Fazit Rallye Italien: Fünf von sieben

Kolumne von Christian Schön
Das Siegerteam Ott Tänak (rechts) und Beifahrer Martin Järveoja beim traditionellen Bad im Hafen von Alghero

Das Siegerteam Ott Tänak (rechts) und Beifahrer Martin Järveoja beim traditionellen Bad im Hafen von Alghero

Mit Ott Tänak steigt die Anzahl der Laufsieger weiter an. Gut möglich, dass in der jetzt beginnenden zweiten Saisonhälfte noch mehr hinzu kommen

Glaubt man Malcolm Wilson, ist Sébastien Ogier nicht nur der beste Rallyefahrer der Gegenwart. Der Boss des Ford-Teams M-Sport sagt dem viermaligen Weltmeister sogar beinahe magische Kräfte nach. Fähigkeiten, die Ott Tänak erst ermöglicht hätten, die Rallye Italien zu gewinnen. «Ott hat sich in den letzten 18 Monaten stark verändert. Einen großen Anteil daran hat auch Sébastien. Er treibt alle im Team zu Höchstleistungen, auch die anderen Fahrer und Beifahrer», sagte Wilson nach dem ersten WM-Sieg des Esten.

Die ersten sieben Läufe der Saison 2017 sahen damit fünf unterschiedliche Sieger von vier Marken – so abwechslungsreich war die WM seit 2002 nicht mehr.

Ob mit oder ohne Einfluss von Magie. Tänak ist tatsächlich ein Beispiel dafür, dass man jungen Fahrer Entwicklungszeit zugestehen sollte. Tänak fährt seit 2011 für M-Sport, der damals 24-Jährige galt als eines der größten Talente seiner Generation. Doch statt Siegen lieferte er einen Unfall nach dem anderen ab, wurde von Malcolm Wilson 2012 in die zweite Liga WRC2 ins Kundenteam von Reifenhersteller DMack abgeschoben.

Das folgende Jahr musste Tänak sogar komplett auf die WM verzichten. 2015 kehrte er mit M-Sport in die Topklasse zurück.

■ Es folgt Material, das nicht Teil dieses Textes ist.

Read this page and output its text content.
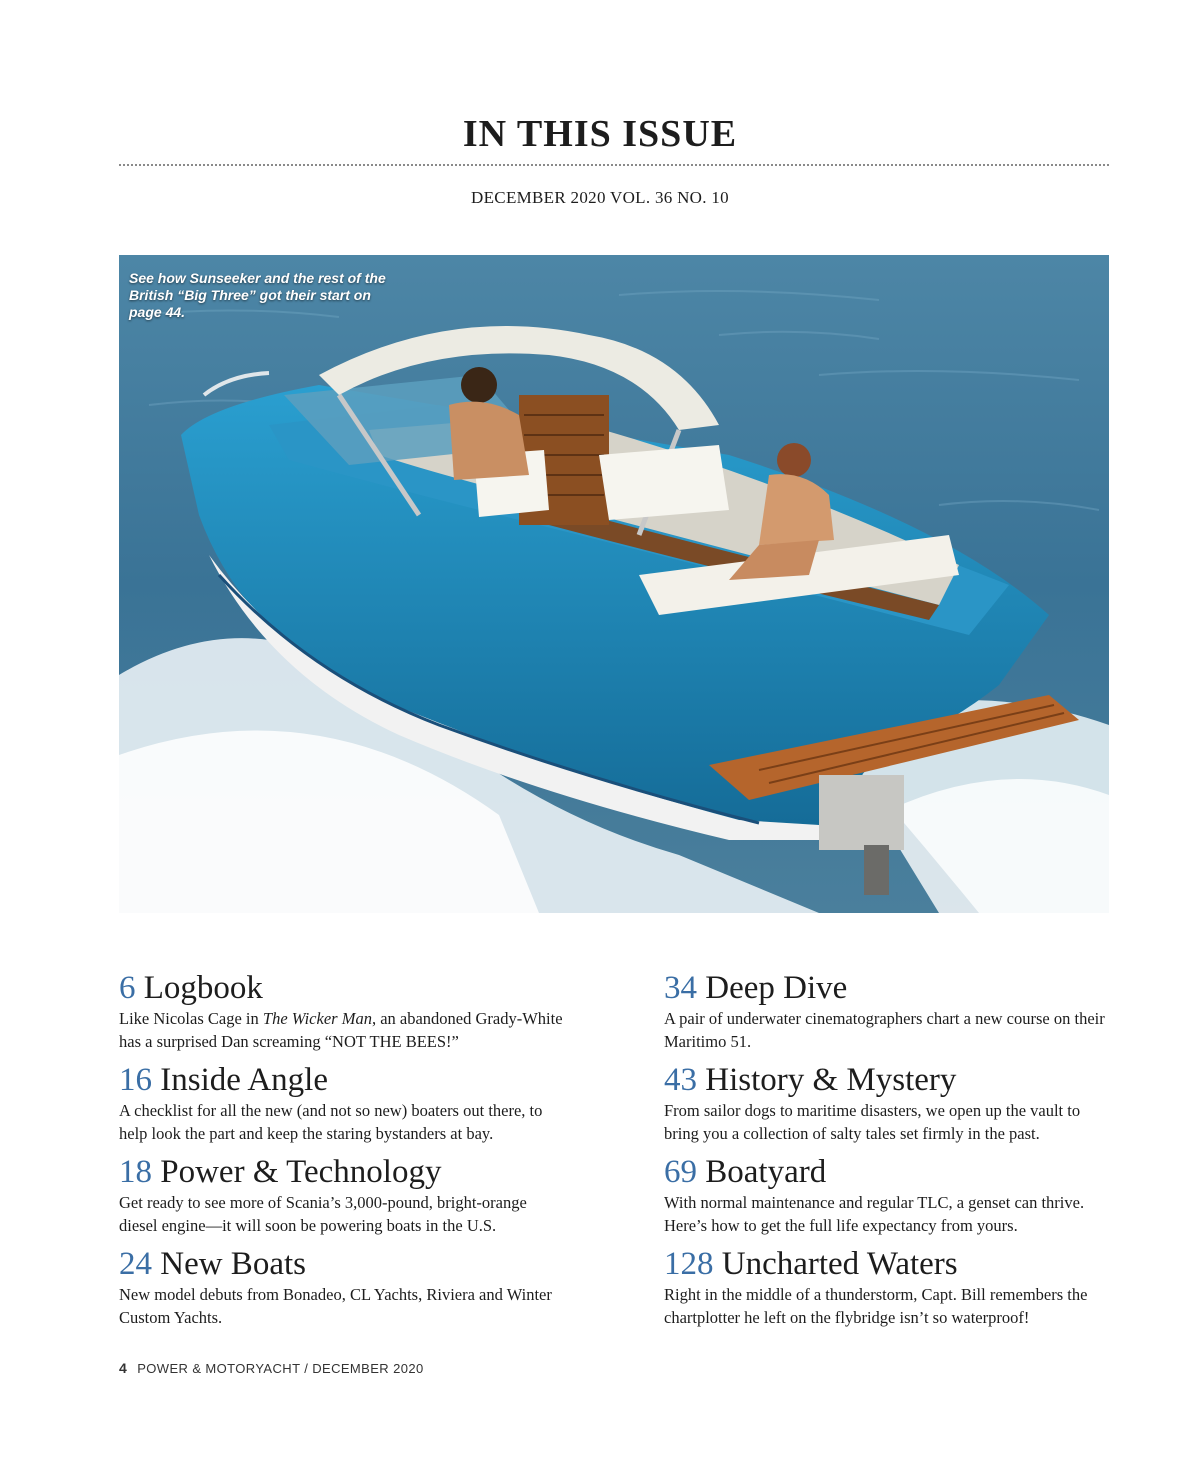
IN THIS ISSUE
DECEMBER 2020 VOL. 36 NO. 10
See how Sunseeker and the rest of the British “Big Three” got their start on page 44.
6 Logbook
Like Nicolas Cage in The Wicker Man, an abandoned Grady-White has a surprised Dan screaming “NOT THE BEES!”
16 Inside Angle
A checklist for all the new (and not so new) boaters out there, to help look the part and keep the staring bystanders at bay.
18 Power & Technology
Get ready to see more of Scania’s 3,000-pound, bright-orange diesel engine—it will soon be powering boats in the U.S.
24 New Boats
New model debuts from Bonadeo, CL Yachts, Riviera and Winter Custom Yachts.
34 Deep Dive
A pair of underwater cinematographers chart a new course on their Maritimo 51.
43 History & Mystery
From sailor dogs to maritime disasters, we open up the vault to bring you a collection of salty tales set firmly in the past.
69 Boatyard
With normal maintenance and regular TLC, a genset can thrive. Here’s how to get the full life expectancy from yours.
128 Uncharted Waters
Right in the middle of a thunderstorm, Capt. Bill remembers the chartplotter he left on the flybridge isn’t so waterproof!
4 POWER & MOTORYACHT / DECEMBER 2020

Die Resultate waren erneut eher mittelmäßig, wieder stand seine Karriere vor dem Ende.

Bis DMack noch einmal die Rettungsleine warf und 2016 weitere Einsätze bei M-Sport bezahlte, jetzt im Ford Fiesta WRC. Was Tänak mit den gegenüber Beinahe-Monopolist Michelin nicht zu 100 Prozent konkurrenzfähigen chinesisch-britischen Reifen anstellte, war aller Ehren wert. Zweimal stand er kurz vor dem ersten Sieg, einmal machte ihm ausgerechnet ein Reifenschaden, einmal ein gewisser Sébastien Ogier einen Strich durch die Rechnung.

2016 scheint der Knoten geplatzt. Bei bisher sieben Rallyes stand Tänak vier Mal auf dem Podium, ist nach dem Sieg auf Sardinien Tabellendritter hinter Ogier und Thierry Neuville (Hyundai). «Ich sehe keinen Grund, warum ich nicht mit Ogier um den Titel kämpfen sollte», sagt Tänak selbstbewusst.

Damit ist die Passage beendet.